Code: Pascal  [Select][+][-]
  1. src/tests$ uname -a
  2. Linux Ubuntu24 6.17.0-22-generic #22~24.04.1-Ubuntu SMP PREEMPT_DYNAMIC Thu Mar 26 15:25:54 UTC 2 x86_64 x86_64 x86_64 GNU/Linux
  3. src/tests$ lscpu | grep Model
  4. Model name:                              13th Gen Intel(R) Core(TM) i7-1355U
  5. src/tests$ ./build.sh -dAVX2 -CfAVX2 -CpCOREAVX -OpCOREAVX
  6. src/tests$ taskset -c 1 env LD_LIBRARY_PATH=/home/bpsa/app/pas-core-math/src/tests/.. /home/bpsa/app/pas-core-math/src/tests/../../bin/Benchmark32
  7. Compiled with AVX2.
  8. === Benchmark: 200000000 calls per function ===
  9.  
  10. acosf             C:  367.0 Mops/s  Pascal:  343.1 Mops/s  sink=MATCH
  11. acoshf            C:  128.3 Mops/s  Pascal:  192.3 Mops/s  sink=MISMATCH  FASTER! YAY!
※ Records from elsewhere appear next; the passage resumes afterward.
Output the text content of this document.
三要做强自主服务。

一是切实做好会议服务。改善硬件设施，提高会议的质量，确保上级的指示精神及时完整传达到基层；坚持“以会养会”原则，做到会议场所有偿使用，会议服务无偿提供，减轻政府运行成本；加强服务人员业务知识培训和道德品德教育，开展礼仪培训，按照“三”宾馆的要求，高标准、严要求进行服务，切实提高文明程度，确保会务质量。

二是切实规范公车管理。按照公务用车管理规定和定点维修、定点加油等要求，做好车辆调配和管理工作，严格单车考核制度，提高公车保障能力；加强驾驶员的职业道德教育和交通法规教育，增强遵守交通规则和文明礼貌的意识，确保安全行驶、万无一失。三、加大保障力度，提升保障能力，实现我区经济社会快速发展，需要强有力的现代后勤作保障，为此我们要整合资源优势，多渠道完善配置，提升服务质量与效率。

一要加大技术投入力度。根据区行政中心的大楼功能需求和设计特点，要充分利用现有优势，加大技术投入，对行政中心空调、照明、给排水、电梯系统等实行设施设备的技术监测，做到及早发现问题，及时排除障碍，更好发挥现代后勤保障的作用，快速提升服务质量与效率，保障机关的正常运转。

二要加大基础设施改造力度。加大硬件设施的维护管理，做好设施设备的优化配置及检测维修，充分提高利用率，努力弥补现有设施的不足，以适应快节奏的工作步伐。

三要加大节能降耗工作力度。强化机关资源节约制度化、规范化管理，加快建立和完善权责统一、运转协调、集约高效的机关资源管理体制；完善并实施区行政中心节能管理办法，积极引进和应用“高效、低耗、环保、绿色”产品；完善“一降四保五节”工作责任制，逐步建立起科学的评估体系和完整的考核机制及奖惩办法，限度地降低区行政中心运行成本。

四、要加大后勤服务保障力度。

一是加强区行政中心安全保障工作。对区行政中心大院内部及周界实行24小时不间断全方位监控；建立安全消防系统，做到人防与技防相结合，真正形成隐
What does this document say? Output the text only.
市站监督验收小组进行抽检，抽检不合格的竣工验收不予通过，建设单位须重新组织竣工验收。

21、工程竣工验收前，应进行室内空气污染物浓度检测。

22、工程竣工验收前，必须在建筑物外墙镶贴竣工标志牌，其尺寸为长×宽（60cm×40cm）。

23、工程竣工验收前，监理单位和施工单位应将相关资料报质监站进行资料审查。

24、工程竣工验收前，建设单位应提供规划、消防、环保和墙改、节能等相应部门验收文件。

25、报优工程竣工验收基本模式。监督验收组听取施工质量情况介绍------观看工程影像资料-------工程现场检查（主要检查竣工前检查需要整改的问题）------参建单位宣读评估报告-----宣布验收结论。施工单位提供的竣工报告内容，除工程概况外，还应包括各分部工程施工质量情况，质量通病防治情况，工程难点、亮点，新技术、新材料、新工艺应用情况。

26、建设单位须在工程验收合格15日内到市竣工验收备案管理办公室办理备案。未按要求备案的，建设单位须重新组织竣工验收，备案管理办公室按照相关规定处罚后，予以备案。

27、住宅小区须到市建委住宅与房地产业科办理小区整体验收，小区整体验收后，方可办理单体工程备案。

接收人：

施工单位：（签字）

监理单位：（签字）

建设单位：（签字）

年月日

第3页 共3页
  12. acospif           C:  237.8 Mops/s  Pascal:  246.6 Mops/s  sink=MISMATCH  TIE
  13. asinf             C:  383.9 Mops/s  Pascal:  400.8 Mops/s  sink=MATCH  TIE
  14. asinhf            C:  251.3 Mops/s  Pascal:  249.4 Mops/s  sink=MATCH  TIE
  15. asinpif           C:  258.4 Mops/s  Pascal:  408.2 Mops/s  sink=MISMATCH  FASTER! YAY!
  16. atanf             C:  337.3 Mops/s  Pascal:  331.1 Mops/s  sink=MATCH  TIE
  17. atanhf            C:  198.0 Mops/s  Pascal:  163.1 Mops/s  sink=MATCH
  18. atanpif           C:  120.0 Mops/s  Pascal:  173.6 Mops/s  sink=MATCH  FASTER! YAY!
  19. cbrtf             C:   79.6 Mops/s  Pascal:   91.1 Mops/s  sink=MATCH  FASTER! YAY!
  20. cosf              C:  192.5 Mops/s  Pascal:   85.2 Mops/s  sink=MATCH
  21. coshf             C:  144.0 Mops/s  Pascal:  400.8 Mops/s  sink=MATCH  FASTER! YAY!
  22. cospif            C:  148.4 Mops/s  Pascal:  143.5 Mops/s  sink=MATCH  TIE
  23. erff              C:  185.0 Mops/s  Pascal:  171.8 Mops/s  sink=MATCH
  24. erfcf             C:  168.2 Mops/s  Pascal:  286.1 Mops/s  sink=MATCH  FASTER! YAY!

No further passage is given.